Еще когда мы пробирались на облюбованные нами места подальше от прохода, я случайно обратил внимание на одинокую женщину, сидевшую на два ряда выше от нас. Тонкие черты ее загорелого профиля напоминали чем-то камею. На первый взгляд это была типичная испанская сеньора, сеньорита, как их описывали в романах все, от Сервантеса до Хемингуэя включительно, — хрупкая, женственная, гибкая, как клинок, круглые серьги в ушах, длинное темное платье — словом, достаточно оснований, чтобы в наш неромантический век заподозрить, что она не имеет никакого отношения ни к Испании, ни к Мексике и вообще ни к какой латинской братии. Я подумал тогда об этом машинально и почти сразу же получил подтверждение — краем глаза заметил, как она вздрогнула, когда я в полный голос выругался, ударившись ногой о скамейку. Значит, русская. Американки и прочая шушера, понимающая по-русски, от мата не вздрагивают, а смеются. Ну ничего. За границей наши соотечественницы на мат не обижаются, а если и обижаются, то не всерьез. Пусть скажет спасибо, что мы вообще по-русски говорим. Старушка внучка Льва Николаевича Толстого, возвращаясь под конец своей жизни из долгой эмиграции, заплакала от счастья на первой русской станции, услышав в окно какого-то матерящегося крестьянина. Вот что значит родная речь.
“По вечерам над ресторанами…” — всплыли почему-то в голове строчки Блока.
Я быстро собрал свои вещи и полез через ряды наверх.
— Пить будешь? — спросил я, бесцеремонно плюхаясь на соседнее место.
— Что-о-о?!! — камея сделала круглые и презрительные глаза.
— Сухенькое,— как можно дружелюбнее сказал я и представился.

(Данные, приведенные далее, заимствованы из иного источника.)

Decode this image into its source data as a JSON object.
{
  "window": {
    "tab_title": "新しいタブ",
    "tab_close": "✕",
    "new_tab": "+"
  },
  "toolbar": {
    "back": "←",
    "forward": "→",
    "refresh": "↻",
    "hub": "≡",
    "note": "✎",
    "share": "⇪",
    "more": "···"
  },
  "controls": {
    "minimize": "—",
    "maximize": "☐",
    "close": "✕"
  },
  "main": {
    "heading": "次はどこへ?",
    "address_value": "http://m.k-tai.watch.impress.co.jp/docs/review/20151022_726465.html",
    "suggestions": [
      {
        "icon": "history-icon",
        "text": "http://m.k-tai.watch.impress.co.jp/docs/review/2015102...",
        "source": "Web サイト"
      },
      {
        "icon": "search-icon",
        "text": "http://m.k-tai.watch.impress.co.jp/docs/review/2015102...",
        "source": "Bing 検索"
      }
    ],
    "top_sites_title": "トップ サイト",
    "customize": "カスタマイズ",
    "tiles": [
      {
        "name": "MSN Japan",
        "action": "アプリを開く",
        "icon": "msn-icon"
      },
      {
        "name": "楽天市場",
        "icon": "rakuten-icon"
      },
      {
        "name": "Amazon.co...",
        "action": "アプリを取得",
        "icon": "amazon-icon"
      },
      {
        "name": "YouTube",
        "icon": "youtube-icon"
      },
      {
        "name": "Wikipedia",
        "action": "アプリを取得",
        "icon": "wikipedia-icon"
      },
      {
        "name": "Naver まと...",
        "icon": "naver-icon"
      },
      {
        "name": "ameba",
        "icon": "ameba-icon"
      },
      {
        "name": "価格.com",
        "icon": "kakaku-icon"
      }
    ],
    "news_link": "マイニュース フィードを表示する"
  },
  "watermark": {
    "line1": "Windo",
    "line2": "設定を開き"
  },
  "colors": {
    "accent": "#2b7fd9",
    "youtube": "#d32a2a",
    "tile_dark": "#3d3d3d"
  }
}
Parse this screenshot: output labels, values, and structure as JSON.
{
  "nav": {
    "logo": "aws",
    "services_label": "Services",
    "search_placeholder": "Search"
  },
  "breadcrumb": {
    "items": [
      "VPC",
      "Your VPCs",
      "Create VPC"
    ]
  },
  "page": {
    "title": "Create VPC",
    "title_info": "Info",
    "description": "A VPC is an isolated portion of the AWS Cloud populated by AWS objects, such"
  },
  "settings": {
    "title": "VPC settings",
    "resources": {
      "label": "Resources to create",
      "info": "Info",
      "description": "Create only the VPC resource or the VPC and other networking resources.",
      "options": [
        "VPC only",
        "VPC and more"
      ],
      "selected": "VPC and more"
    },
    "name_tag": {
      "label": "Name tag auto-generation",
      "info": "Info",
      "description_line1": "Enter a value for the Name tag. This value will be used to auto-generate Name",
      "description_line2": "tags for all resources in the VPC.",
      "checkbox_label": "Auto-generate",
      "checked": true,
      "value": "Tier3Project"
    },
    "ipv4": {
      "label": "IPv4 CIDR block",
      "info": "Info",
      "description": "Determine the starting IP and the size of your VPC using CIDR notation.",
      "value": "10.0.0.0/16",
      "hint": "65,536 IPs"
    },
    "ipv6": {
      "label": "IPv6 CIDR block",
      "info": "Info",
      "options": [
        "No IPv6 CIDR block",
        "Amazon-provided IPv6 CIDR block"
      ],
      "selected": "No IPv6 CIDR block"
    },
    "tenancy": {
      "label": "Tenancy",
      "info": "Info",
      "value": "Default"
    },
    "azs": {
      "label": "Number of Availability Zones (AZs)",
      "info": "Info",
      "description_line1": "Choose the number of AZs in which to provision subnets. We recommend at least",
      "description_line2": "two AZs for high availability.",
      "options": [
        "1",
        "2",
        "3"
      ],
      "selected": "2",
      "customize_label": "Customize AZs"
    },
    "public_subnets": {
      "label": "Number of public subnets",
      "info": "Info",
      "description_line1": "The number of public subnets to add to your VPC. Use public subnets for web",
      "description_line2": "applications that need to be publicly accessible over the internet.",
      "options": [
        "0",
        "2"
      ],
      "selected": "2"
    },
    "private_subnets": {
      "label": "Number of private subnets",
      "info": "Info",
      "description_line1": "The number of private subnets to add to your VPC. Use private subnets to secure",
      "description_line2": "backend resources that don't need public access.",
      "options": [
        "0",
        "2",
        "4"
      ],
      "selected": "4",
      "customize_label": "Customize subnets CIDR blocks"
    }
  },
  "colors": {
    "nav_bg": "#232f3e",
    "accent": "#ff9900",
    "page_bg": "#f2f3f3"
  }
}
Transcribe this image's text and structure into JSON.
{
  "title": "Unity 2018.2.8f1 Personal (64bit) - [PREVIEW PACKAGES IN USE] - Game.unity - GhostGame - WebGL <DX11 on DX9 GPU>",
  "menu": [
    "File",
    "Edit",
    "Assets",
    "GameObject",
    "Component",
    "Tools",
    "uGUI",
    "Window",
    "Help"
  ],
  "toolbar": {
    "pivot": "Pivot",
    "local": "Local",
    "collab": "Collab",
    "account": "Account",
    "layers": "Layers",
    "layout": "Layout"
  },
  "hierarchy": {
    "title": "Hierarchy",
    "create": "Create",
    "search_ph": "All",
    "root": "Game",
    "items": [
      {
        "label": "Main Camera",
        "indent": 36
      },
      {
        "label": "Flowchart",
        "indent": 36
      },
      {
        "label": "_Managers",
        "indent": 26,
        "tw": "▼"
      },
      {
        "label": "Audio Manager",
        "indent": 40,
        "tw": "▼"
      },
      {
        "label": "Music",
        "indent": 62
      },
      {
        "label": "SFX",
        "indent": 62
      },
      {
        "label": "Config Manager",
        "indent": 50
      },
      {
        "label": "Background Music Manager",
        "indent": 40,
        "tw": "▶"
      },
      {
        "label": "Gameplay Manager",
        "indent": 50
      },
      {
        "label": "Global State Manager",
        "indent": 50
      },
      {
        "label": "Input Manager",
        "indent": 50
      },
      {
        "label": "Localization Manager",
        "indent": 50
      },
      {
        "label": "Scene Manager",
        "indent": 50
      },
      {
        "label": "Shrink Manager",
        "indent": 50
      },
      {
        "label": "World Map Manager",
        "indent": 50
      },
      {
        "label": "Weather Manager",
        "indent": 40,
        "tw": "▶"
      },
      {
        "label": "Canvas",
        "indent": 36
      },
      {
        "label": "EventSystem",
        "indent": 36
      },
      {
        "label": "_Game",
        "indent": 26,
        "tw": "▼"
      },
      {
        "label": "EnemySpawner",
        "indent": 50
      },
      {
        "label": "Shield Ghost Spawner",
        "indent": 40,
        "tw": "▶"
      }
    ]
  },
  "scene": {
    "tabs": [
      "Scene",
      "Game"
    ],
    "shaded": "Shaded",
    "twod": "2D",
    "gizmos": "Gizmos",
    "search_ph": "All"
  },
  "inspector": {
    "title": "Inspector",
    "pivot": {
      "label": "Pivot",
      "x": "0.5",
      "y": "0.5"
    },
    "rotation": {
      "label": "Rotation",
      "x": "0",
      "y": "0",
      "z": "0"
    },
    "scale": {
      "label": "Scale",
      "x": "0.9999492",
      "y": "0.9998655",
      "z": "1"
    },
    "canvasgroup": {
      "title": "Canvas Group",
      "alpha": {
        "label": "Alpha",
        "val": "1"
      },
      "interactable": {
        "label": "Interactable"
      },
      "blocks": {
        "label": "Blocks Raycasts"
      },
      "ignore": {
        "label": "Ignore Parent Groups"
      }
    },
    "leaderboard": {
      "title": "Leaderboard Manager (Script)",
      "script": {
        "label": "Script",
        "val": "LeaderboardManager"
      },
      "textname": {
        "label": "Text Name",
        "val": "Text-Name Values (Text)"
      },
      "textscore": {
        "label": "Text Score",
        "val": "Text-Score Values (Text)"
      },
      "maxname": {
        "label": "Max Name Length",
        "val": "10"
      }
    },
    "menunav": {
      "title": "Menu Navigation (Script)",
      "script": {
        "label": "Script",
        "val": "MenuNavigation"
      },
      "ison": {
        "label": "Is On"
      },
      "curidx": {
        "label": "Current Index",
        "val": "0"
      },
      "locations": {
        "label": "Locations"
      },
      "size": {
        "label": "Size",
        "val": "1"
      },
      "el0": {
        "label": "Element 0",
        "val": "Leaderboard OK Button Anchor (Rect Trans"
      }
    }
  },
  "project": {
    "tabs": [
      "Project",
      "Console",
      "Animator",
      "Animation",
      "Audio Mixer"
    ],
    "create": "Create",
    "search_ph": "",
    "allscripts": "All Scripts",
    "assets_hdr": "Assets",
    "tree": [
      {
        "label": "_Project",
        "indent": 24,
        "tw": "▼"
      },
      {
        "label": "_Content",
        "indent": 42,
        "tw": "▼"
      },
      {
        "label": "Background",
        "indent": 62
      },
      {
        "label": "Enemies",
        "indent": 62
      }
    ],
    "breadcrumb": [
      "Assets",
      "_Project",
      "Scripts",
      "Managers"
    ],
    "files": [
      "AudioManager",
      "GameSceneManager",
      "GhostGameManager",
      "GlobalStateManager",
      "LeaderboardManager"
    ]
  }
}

Конечно, если бы я не был к тому времени слегка пьян и к тому же абсолютно выбит из колеи низким поступком приятеля, променявшего меня и бутылку вина на двух заезжих шлюх, я бы никогда не рискнул на подобное вступление. Однако в жаре и расслабухе приграничного мексиканского городка, соединившего в себе одновременно все черты низкосортного борделя и дешевой лавочки колониальных товаров, как-то вылетели из головы все эти учтивые фразы типа “Девушка, а можно с вами познакомиться?” Честное слово, была секунда, когда я уже начал жалеть о своих словах. Но время и место все же сделали свое дело. Камея так же быстро остыла, как и вспыхнула, как только вспомнила, что она сидит не на стадионе “Динамо”.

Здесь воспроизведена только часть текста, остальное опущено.